The decision to end commercial net fishing in Port Philip Bay is being hailed as “the dawn of a new era” for recreational fishing in Victoria, Australia.
The bay provides fishing for around half of the state’s recreational anglers, who will now have access to an additional 600 tons of fish per year following the removal of 35 netting licences over the last eight years.
The Andrews Labour government pledged to end commercial net fishing in the bay in 2014 as part of a $71 million investment to improve recreational fishing and get more people fishing more often.
Driven by the fact that recreational fishing is worth more than $3.9 billion to the state’s economy, the government has spent $27 million on transforming the bay’s commercial fishing industry to a hook and line snapper fishery.

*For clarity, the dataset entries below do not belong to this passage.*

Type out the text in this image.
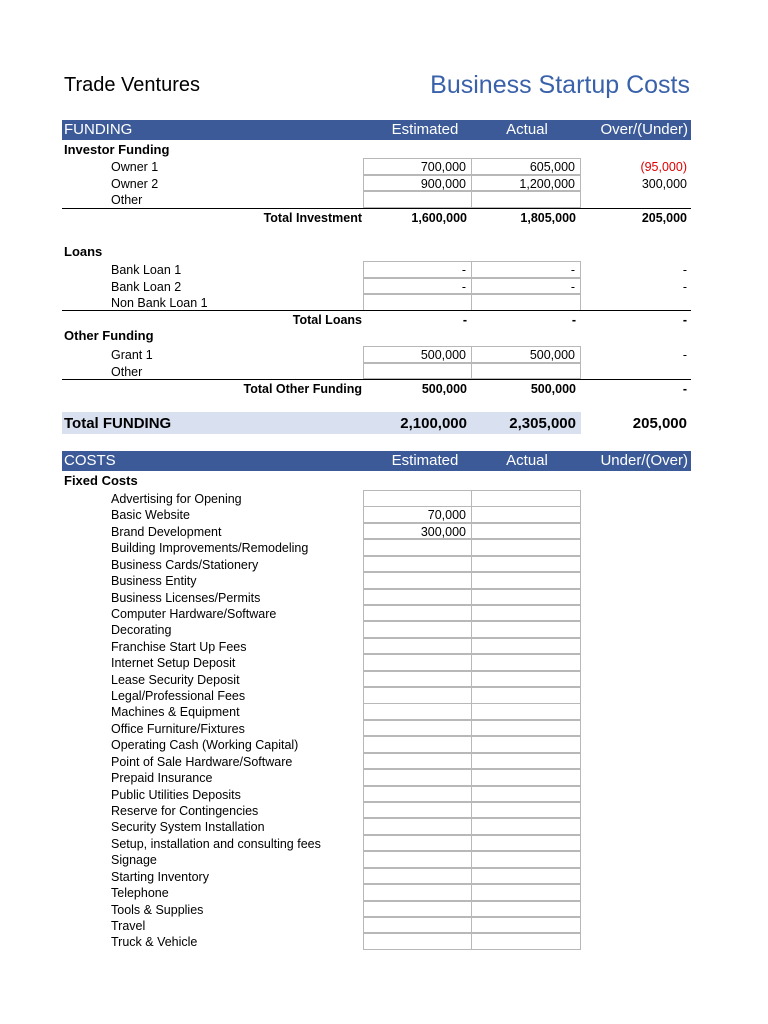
Trade Ventures	Business Startup Costs
FUNDING	Estimated	Actual	Over/(Under)
Investor Funding
Owner 1	700,000	605,000	(95,000)
Owner 2	900,000	1,200,000	300,000
Other
Total Investment	1,600,000	1,805,000	205,000
Loans
Bank Loan 1	-	-	-
Bank Loan 2	-	-	-
Non Bank Loan 1
Total Loans	-	-	-
Other Funding
Grant 1	500,000	500,000	-
Other
Total Other Funding	500,000	500,000	-
Total FUNDING	2,100,000	2,305,000	205,000
COSTS	Estimated	Actual	Under/(Over)
Fixed Costs
Advertising for Opening
Basic Website	70,000
Brand Development	300,000
Building Improvements/Remodeling
Business Cards/Stationery
Business Entity
Business Licenses/Permits
Computer Hardware/Software
Decorating
Franchise Start Up Fees
Internet Setup Deposit
Lease Security Deposit
Legal/Professional Fees
Machines & Equipment
Office Furniture/Fixtures
Operating Cash (Working Capital)
Point of Sale Hardware/Software
Prepaid Insurance
Public Utilities Deposits
Reserve for Contingencies
Security System Installation
Setup, installation and consulting fees
Signage
Starting Inventory
Telephone
Tools & Supplies
Travel
Truck & Vehicle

To assist businesses and workers impacted by the transition, the Victorian Fishing Authority will determine how government can provide support during this period.
“Ending commercial netting in Port Phillip was a promise we made when we were elected eight years ago, and it’s a promise we’ve kept, signalling a bright future for fishing in Victoria,” said the Minister for Fishing and Boating, Melissa Horne.
“We have listened to recreational fishers who were seeing fewer fish in Port Phillip Bay as a result of commercial trawling and have worked to maintain the right balance between what that sector wants, while still ensuring a robust alternative supply of fresh seafood for Victorians.”